If you are thinking about a run on the classic, scenic Cacapon River, be advised that the virtual gage result on the American Whitewater Cacapon page is out of whack, according to page-minder Tony Allred. This means that the gage may be telling you the run is above recommended when it is actually fine; or it might be telling you that the run is fine when it is actually too low.


Apparently the web site code is not correctly implementing the desired algorithm, which Tony developed. What he suspects is that the math operators are malfunctioning, so addition in the algorithm is being supported but not subtraction, multiplication, or division.


If Tony is right, then any AW virtual gages relying on anything other than addition also unreliable. 


As far as nearby paddling goes, only the Cacapon is affected. The virtual gage for Gaither Gorge (South Branch of the Patapsco) is OK. And the virtual gage for the Lower Gunpowder is OK as far as it goes, but it doesn't go very far. That is, Tony explains, if it says not running, then the river is not running, but if it says running, you still need to know if water is going over the Loch Raven Dam. Unrelated to the web site glitch as well, Tony advises against using the virtual gage for the Lost, in whose algorithm he has lost faith.

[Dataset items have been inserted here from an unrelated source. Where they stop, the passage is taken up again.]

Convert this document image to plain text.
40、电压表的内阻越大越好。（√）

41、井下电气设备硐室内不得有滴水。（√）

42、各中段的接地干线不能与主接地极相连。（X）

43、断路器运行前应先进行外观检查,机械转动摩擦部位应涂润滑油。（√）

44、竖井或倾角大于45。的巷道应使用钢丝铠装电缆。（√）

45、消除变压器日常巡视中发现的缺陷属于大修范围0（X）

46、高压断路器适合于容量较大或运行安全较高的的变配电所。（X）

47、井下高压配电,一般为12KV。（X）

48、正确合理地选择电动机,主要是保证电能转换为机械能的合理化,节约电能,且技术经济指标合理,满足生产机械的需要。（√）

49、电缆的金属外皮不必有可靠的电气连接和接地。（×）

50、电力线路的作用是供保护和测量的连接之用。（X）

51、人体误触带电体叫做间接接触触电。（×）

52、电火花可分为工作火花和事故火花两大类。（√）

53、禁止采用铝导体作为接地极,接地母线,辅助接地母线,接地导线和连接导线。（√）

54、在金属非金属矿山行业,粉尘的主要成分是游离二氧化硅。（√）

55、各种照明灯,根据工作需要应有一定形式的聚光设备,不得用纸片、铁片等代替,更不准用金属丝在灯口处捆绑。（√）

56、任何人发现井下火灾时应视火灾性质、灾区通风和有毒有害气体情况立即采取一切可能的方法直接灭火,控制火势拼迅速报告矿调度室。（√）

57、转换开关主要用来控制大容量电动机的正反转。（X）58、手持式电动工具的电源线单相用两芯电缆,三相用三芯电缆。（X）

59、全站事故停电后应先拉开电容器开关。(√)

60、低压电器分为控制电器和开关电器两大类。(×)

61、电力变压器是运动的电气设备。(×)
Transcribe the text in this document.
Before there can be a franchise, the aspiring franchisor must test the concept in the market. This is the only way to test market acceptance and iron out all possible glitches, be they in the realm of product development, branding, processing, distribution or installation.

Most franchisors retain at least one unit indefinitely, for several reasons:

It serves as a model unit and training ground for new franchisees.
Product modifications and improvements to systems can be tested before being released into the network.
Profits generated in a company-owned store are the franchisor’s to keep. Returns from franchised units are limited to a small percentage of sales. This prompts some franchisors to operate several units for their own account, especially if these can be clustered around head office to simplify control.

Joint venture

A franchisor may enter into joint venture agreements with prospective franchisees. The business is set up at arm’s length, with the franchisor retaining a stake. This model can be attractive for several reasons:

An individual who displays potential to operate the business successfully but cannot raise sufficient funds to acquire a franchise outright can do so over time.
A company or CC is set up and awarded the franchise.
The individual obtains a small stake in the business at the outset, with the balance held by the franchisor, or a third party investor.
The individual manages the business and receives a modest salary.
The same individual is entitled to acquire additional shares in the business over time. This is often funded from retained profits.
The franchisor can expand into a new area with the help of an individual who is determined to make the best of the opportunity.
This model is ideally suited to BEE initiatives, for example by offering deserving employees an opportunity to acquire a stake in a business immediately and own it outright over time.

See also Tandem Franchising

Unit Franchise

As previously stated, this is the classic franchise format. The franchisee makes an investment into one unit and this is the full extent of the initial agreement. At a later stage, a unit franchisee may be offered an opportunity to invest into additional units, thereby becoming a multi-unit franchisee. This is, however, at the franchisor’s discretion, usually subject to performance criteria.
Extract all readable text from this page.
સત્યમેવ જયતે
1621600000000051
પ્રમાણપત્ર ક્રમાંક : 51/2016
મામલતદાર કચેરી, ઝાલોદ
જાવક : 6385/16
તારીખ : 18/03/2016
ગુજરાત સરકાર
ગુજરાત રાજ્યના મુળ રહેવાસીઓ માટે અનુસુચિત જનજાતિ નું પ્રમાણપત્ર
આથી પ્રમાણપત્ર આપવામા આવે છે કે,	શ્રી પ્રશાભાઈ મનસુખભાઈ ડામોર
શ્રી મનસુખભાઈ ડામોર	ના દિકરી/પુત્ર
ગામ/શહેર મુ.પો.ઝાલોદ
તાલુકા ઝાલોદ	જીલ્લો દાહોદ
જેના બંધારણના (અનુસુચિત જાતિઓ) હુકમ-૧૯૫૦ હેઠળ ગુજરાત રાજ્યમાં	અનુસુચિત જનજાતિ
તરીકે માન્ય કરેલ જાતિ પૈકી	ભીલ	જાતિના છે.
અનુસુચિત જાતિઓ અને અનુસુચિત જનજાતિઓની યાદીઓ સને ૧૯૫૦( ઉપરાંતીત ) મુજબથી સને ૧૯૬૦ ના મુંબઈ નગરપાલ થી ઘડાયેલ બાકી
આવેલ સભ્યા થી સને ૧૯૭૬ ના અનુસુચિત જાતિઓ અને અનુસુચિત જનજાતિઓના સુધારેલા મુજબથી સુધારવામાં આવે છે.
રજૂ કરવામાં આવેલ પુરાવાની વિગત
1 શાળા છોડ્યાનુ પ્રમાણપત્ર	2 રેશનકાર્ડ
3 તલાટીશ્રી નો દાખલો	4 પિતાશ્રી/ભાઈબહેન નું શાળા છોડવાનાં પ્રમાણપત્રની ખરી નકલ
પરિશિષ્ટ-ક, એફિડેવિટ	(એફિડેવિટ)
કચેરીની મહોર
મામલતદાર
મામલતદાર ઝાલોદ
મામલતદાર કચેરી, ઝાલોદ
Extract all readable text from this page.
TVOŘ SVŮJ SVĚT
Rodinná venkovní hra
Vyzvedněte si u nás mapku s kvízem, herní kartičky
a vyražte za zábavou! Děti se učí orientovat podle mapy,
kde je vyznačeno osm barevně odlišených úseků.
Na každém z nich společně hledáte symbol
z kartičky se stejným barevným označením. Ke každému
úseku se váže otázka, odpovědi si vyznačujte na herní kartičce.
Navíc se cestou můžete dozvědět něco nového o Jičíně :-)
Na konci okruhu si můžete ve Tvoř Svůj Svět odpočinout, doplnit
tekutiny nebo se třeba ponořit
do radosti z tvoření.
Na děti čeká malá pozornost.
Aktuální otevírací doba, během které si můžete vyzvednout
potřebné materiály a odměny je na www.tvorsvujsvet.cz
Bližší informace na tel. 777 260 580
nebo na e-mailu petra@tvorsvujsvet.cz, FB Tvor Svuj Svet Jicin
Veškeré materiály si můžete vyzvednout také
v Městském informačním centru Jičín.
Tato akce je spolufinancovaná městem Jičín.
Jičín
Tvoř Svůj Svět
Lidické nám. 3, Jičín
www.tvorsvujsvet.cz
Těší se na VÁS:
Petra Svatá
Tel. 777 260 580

AW's coders will investigate. In the meantime, for a do-it-yourself solution to the Cacapon problem, Tony has spelled put the actual math on the AW Cacapon page. You can go yourself to the USGS pages and get the Brandywine, Great Cacapon, and Cootes Store levels (in feet, not CFS), and use the formula that is spelled out: Cacapon=((Brandywine ÷ 3) + (Great Cacapon ÷ 3) + (Cootes Store ÷ 3)) − 1.2. Consult the recommendations given on the page for runnable levels, and you can see if the result from the formula corresponds to too low, OK, or too high.